Yes. The Denver area has had it for some time now.


----------



## D*HR-20 (Jan 7, 2007)

but Dish only have 1 Starz HD while DirecTV has 5 Starz HDs

Starz East HD
Starz West HD
Starz Kids & Family HD
Starz Comedy HD
Starz Edge HD


----------



## klegg (Oct 31, 2006)

D*HR-20 said:


> but Dish only have 1 Starz HD while DirecTV has 5 Starz HDs
> 
> Starz East HD
> Starz West HD
> ...


Glad you guys finally got some HD...


----------



## texaswolf (Oct 18, 2007)

D*HR-20 said:


> but Dish only have 1 Starz HD while DirecTV has 5 Starz HDs
> 
> Starz East HD
> Starz West HD
> ...


how do those channels look? do they all look good, or stretchy?


----------



## RAD (Aug 5, 2002)

texaswolf said:


> how do those channels look? do they all look good, or stretchy?

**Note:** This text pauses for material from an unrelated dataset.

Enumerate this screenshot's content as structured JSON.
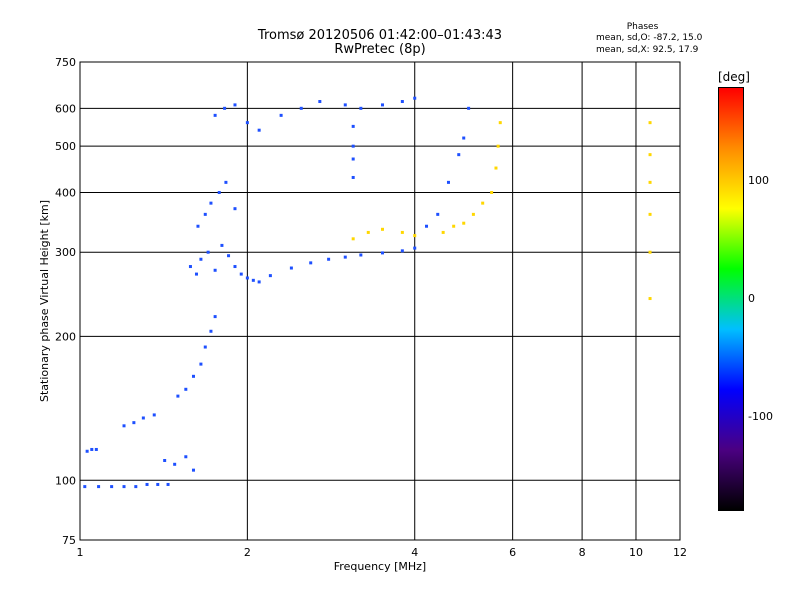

They all look good to me and not stretched.


----------



## Paul Secic (Dec 16, 2003)

D*HR-20 said:


> but Dish only have 1 Starz HD while DirecTV has 5 Starz HDs
> 
> Starz East HD
> Starz West HD
> ...


No Starz cinema? Great documentaris?


----------



## RAD (Aug 5, 2002)

Paul Secic said:


> No Starz cinema? Great documentaris?


You need to ask Starz that question since they don't provide a HD version of that channel.


----------



## davethestalker (Sep 17, 2006)

It was announced a couple of months ago that D* will have 3 exclusive Starz HD channels. THAT really pisses me off.


----------



## RAD (Aug 5, 2002)

davethestalker said:


> It was announced a couple of months ago that D* will have 3 exclusive Starz HD channels. THAT really pisses me off.


I haven't see they were exclusive to D*, in fact the Starz web site lists all these HD channels and says to call your cable or satellite provider to get them.


----------



## phrelin (Jan 18, 2007)

E* better not get more Starz channels before they get SciFi!


----------



## davethestalker (Sep 17, 2006)

It was not announced on D*'s site, nor Starz'. It was on AoTS' "The Feed" a couple of months ago. Probably August or Sept., I still had my Homezone and ATT/Dish said that they were always battling to get us the best line up of channels.


----------



## whatchel1 (Jan 11, 2006)

davethestalker said:


> It was not announced on D*'s site, nor Starz'. It was on AoTS' "The Feed" a couple of months ago. Probably August or Sept., I still had my Homezone and ATT/Dish said that they were always battling to get us the best line up of channels.


It was on the what?


----------



## davethestalker (Sep 17, 2006)

whatchel1 said:


> It was on the what?


AoTS is "Attack of The Show" on G4 (191) M - F 7pm and 11pm ET. Yeah, it's crap, G4 ruined Tech TV. But, it is the only current daily news show on TV for tech, gaming, and whatnot.


----------